Authors: Rybacki, Harry, UNCG; Carp, Joshua, University of Michigan; Spies, Jeffery, Center for Open Science

Track: Posters

The primary purpose of this application is to provide the general public a free, open, and comprehensive dataset containing meta-data for academic citations as well as corresponding references. This dataset will provide the public with a vital resource from which they can access, analyze, and distribute public, academic citation meta-data without restriction. While there are currently many resources available to gather information on citations such as CiteSeerX, Google Scholar, and PubMed, each has its own set of limitations. Some common issues include: incomplete or inaccurate data, exclusion of linked citations, and inability to easily access or obtain data in mass for analysis.
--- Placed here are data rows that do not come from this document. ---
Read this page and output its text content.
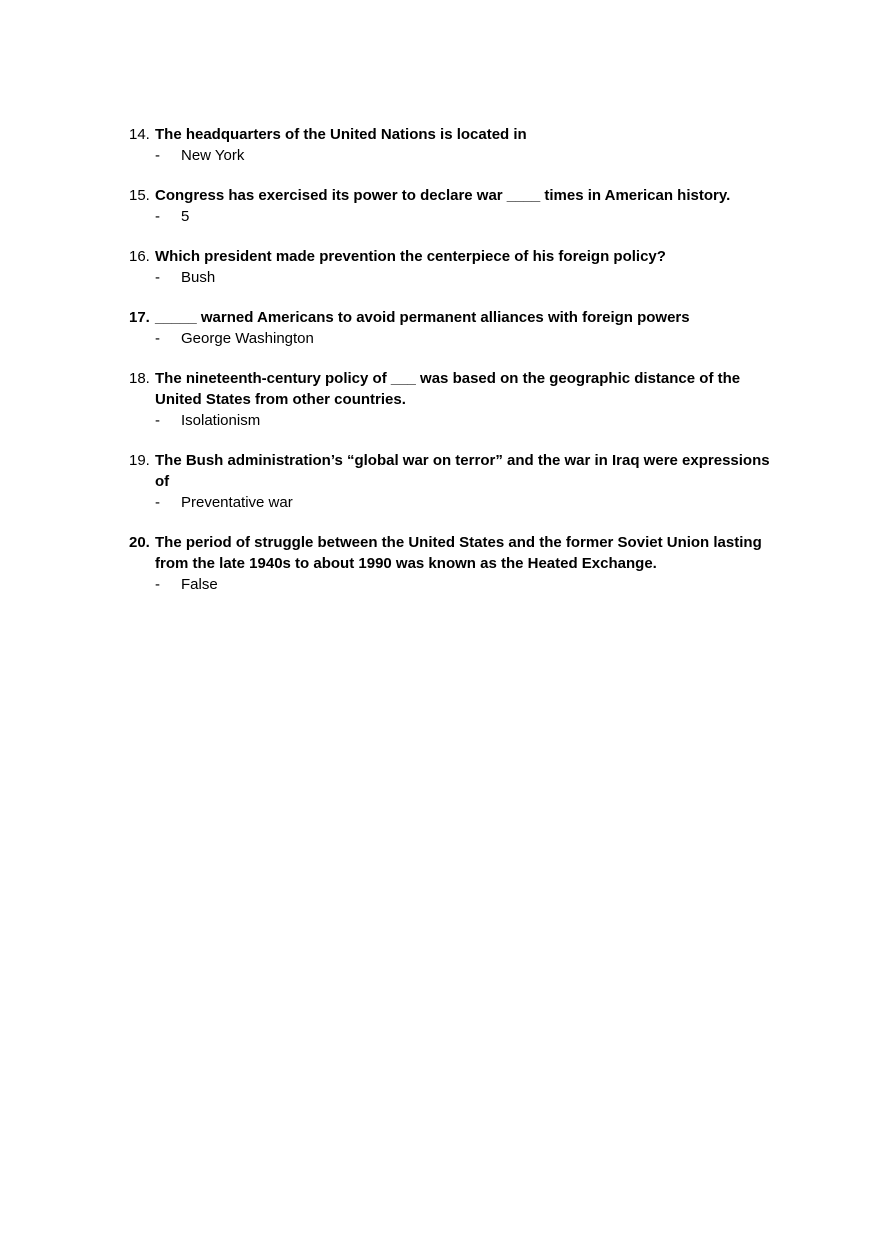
14. The headquarters of the United Nations is located in
-	New York
15. Congress has exercised its power to declare war ____ times in American history.
-	5
16. Which president made prevention the centerpiece of his foreign policy?
-	Bush
17. _____ warned Americans to avoid permanent alliances with foreign powers
-	George Washington
18. The nineteenth-century policy of ___ was based on the geographic distance of the United States from other countries.
-	Isolationism
19. The Bush administration’s “global war on terror” and the war in Iraq were expressions of
-	Preventative war
20. The period of struggle between the United States and the former Soviet Union lasting from the late 1940s to about 1990 was known as the Heated Exchange.
-	False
The goal is to overcome each of these limitations while demonstrating the necessity and advantages of the open source model. We plan to address the inaccurate and incomplete dataset issue by utilizing crowd-sourcing, negotiating with publishers, and obtaining article meta-data from a wide range of other, accessible sources. Additionally, by analyzing and combining the meta-data obtained we will ensure each citation maintains a completed set of linked citations. Finally, the completed dataset as well as any analysis conducted on it will be free and easy to access by the general public. As an initial step, we expect to show that the relationships between articles within disciplines demonstrate small-world network distributional properties.